A Family's Journey: Part IV
Updated: Sep 26, 2020
Now that we are a graduate family, you would think that life is perfect for us, right? Well - that is not exactly how things played out. In the excitement of meeting my goals and graduating from this program, somehow I got this idea in my head that once we graduated life would be perfect with no more problems or worries. I guess I forgot that life is still life with all its ups and downs.
This is the last part of our story I am going to share. I hope other families will read this so they can have an idea of what to expect.
The best way I can describe graduating from the program is like what I imagine jumping out of an airplane feels like. You have worked for it, prepared for it, and you want to do it. You have your parachute all ready to go and then - you jump. It is thrilling, exciting, and totally scary!
The weeks after moving into our own place were like we had “jumped” and were waiting for our parachute to open. It was exciting, for sure. And I was so proud. I could tell my kids were too. We loved our new place. It was all ours and we could afford it. But I don’t think any of us realized how accustomed to the safety and support of Family Promise we had become.
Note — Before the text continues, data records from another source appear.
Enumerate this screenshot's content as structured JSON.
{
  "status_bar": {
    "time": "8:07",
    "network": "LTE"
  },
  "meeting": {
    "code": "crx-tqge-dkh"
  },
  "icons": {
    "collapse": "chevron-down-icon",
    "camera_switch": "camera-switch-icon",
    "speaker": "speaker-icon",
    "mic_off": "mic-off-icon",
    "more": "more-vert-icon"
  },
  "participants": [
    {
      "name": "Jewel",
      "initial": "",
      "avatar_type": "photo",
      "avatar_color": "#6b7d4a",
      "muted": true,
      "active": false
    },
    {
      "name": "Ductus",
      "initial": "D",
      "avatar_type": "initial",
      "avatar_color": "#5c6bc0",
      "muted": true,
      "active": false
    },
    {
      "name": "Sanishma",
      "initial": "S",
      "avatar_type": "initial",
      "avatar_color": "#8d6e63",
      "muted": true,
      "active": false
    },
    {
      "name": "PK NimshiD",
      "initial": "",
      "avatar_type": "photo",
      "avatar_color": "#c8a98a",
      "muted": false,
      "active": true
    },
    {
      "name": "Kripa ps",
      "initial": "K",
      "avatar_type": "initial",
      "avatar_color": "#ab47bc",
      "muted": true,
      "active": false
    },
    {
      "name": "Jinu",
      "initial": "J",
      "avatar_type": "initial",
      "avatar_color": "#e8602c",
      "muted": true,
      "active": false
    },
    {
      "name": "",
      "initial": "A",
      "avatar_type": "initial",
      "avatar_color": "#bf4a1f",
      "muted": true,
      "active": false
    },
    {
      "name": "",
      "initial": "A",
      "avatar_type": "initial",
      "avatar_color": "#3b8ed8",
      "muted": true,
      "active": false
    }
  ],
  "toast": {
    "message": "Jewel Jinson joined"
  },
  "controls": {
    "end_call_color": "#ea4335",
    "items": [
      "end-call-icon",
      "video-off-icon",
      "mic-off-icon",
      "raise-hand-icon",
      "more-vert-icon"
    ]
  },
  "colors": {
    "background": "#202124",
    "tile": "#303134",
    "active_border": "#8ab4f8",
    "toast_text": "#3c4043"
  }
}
Suddenly, we were alone and it felt like a free-fall. Like waiting for our parachute to open.
It was very overwhelming at first. I didn’t expect that. Suddenly, I was by myself and had to manage a car and a house and bills and getting the kids to school and preparing all the meals and my own job and, and -- whew. It was a lot to take on all at one time. Oscar was definitely stressed and acting out. Sophia (even though she loved her new bed) slept in my bed for the first few weeks. It was a bumpier transition than I was expecting.
Slowly but surely, the parachute did open. We all started to calm down and feel safe again. I was so glad I had my weekly meetings with the caseworker from Family Promise. She encouraged me so much in those first months. She helped me keep going even though I didn’t have it all together. She reminded me of my plan, my budget, and helped me put systems in place. It was reassuring to have someone help me plan the details of my life. I’d never had that before!
One of the hardest things for me is that I was depending on food from the Food Bank as part of my plan. But with school and work, it was really hard for me to actually get there and get what we needed. I ended up going over budget on food a few times. I felt so bad! I didn’t want to tell my caseworker that I had made a mistake. Even that ended up being a learning experience for me. Obviously I was going to make mistakes. The difference is now I had the support and I had the plans in place to get back on track.
Eventually, the kids settled into their new school. Our apartment started to feel like home. We made friends with some of our neighbors which was such a huge comfort. I was doing really well at my new job. I even got promoted! Here is what I didn’t expect. The promotion came with a bigger paycheck. A bigger paycheck meant that we qualified for fewer benefits. You would think that it would just work out - that the extra money would cover the loss of the benefits. That isn’t how it was, though. So my budget changed. I dipped into my savings each week to cover it.
Then, my car broke down. I did have enough left in savings to cover the repairs, but I had to use it all.
I’m not telling you all of this so that you pity me. I just want other families to know that graduating from the program doesn’t mean all your problems go away. Expenses still come up. I had to work through some of my embarrassment and shame about basically spending the last dollar that I had worked so hard to save. My caseworker reminded me that for the first time in my life, I had a plan. I actually did have the money to cover it. I would just have to work again to build my savings back up. I did it once and I could do it again. Even though I wasn’t expecting to spend it all, that is what it was there for.
We have been on our own now for almost a year. We’ve had our ups and downs. But we made it. I am so proud of myself and my family. I am forever grateful to Family Promise. They scooped us up when we were down and supported us to get back on our feet. I learned things that no one had ever taught me before. For the first time in my whole life, the future doesn’t seem so scary because I know I have the tools to make it. Even more important - I have the tools to teach my kids how to make it. Thank God for Family Promise.